C’est ici que les choses se compliquent un peu plus encore : selon des sources qui ont consulté le rapport d’enquête, en lieu et place du nom de Sitchom, le faux décret aurait en réalité mentionné Oswald Baboke, directeur adjoint du cabinet civil de Paul Biya, comme vice-président nommé. Depuis, les investigations se poursuivent au SED sous la direction de Galax Yves Landry Etoga, un proche de Ferdinand Ngoh Ngoh, pour tenter de clarifier les faits.

Des rapports de la Direction générale de la recherche extérieure (DGRE) au chef de l’État évoquent une possible tentative de « coup d’État institutionnel », s’éloignant de la théorie d’une action isolée, menée par un déséquilibré.

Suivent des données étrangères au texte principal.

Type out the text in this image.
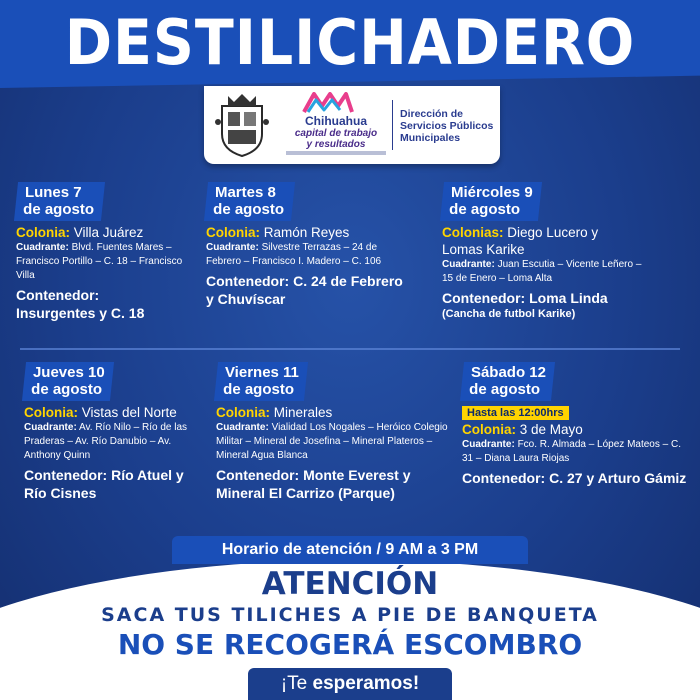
DESTILICHADERO
Chihuahua
capital de trabajo
y resultados
Dirección de Servicios Públicos Municipales
Lunes 7
de agosto
Colonia: Villa Juárez
Cuadrante: Blvd. Fuentes Mares – Francisco Portillo – C. 18 – Francisco Villa
Contenedor:
Insurgentes y C. 18
Martes 8
de agosto
Colonia: Ramón Reyes
Cuadrante: Silvestre Terrazas – 24 de Febrero – Francisco I. Madero – C. 106
Contenedor: C. 24 de Febrero y Chuvíscar
Miércoles 9
de agosto
Colonias: Diego Lucero y Lomas Karike
Cuadrante: Juan Escutia – Vicente Leñero – 15 de Enero – Loma Alta
Contenedor: Loma Linda
(Cancha de futbol Karike)
Jueves 10
de agosto
Colonia: Vistas del Norte
Cuadrante: Av. Río Nilo – Río de las Praderas – Av. Río Danubio – Av. Anthony Quinn
Contenedor: Río Atuel y Río Cisnes
Viernes 11
de agosto
Colonia: Minerales
Cuadrante: Vialidad Los Nogales – Heróico Colegio Militar – Mineral de Josefina – Mineral Plateros – Mineral Agua Blanca
Contenedor: Monte Everest y Mineral El Carrizo (Parque)
Sábado 12
de agosto
Hasta las 12:00hrs
Colonia: 3 de Mayo
Cuadrante: Fco. R. Almada – López Mateos – C. 31 – Diana Laura Riojas
Contenedor: C. 27 y Arturo Gámiz
Horario de atención / 9 AM a 3 PM
ATENCIÓN
SACA TUS TILICHES A PIE DE BANQUETA
NO SE RECOGERÁ ESCOMBRO
¡Te esperamos!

Plusieurs sources indiquent d’ailleurs que Sitchom n’aurait montré aucun signe de faiblesse mentale lors de son passage dans les locaux de la CRTV et que son discours était parfaitement cohérent.

Les proches d’Oswald Baboke dénoncent, eux, un complot, dans le contexte de la discrète bataille pour la future vice-présidence, qui pourrait précéder celle pour la succession du chef de l’État, Paul Biya. Ils démentent par ailleurs le fait que la mère de Sitchom serait une fidèle de l’église du directeur adjoint du cabinet civil et assurent également que ce dernier n’a jamais entretenu de relations avec celle-ci.

Une visite qui soulève des interrogations

L’un des épisodes à éclaircir est en effet une visite, quelques jours après l’arrestation de Sitchom, de l’intéressée au domicile d’Oswald Baboke. Celle-ci a été documentée par des agents de la DGRE et des clichés ont été versés au dossier d’enquête. Pour les proches d’Oswald Baboke, cette visite relève cependant d’un coup monté. La mère de Sitchom, comme Charles Ndongo et Aimé Robert Bihina, pourrait être de nouveau entendue par les enquêteurs.

Selon nos informations, le directeur adjoint du cabinet civil de Paul Biya – ce dernier est toujours en Suisse – doit être auditionné ce 7 juillet par la Direction de la sécurité présidentielle (DSP). Oswald Baboke avait déjà été entendu ces derniers jours au Tribunal criminel spécial (TCS), comme l’avait révélé Jeune Afrique.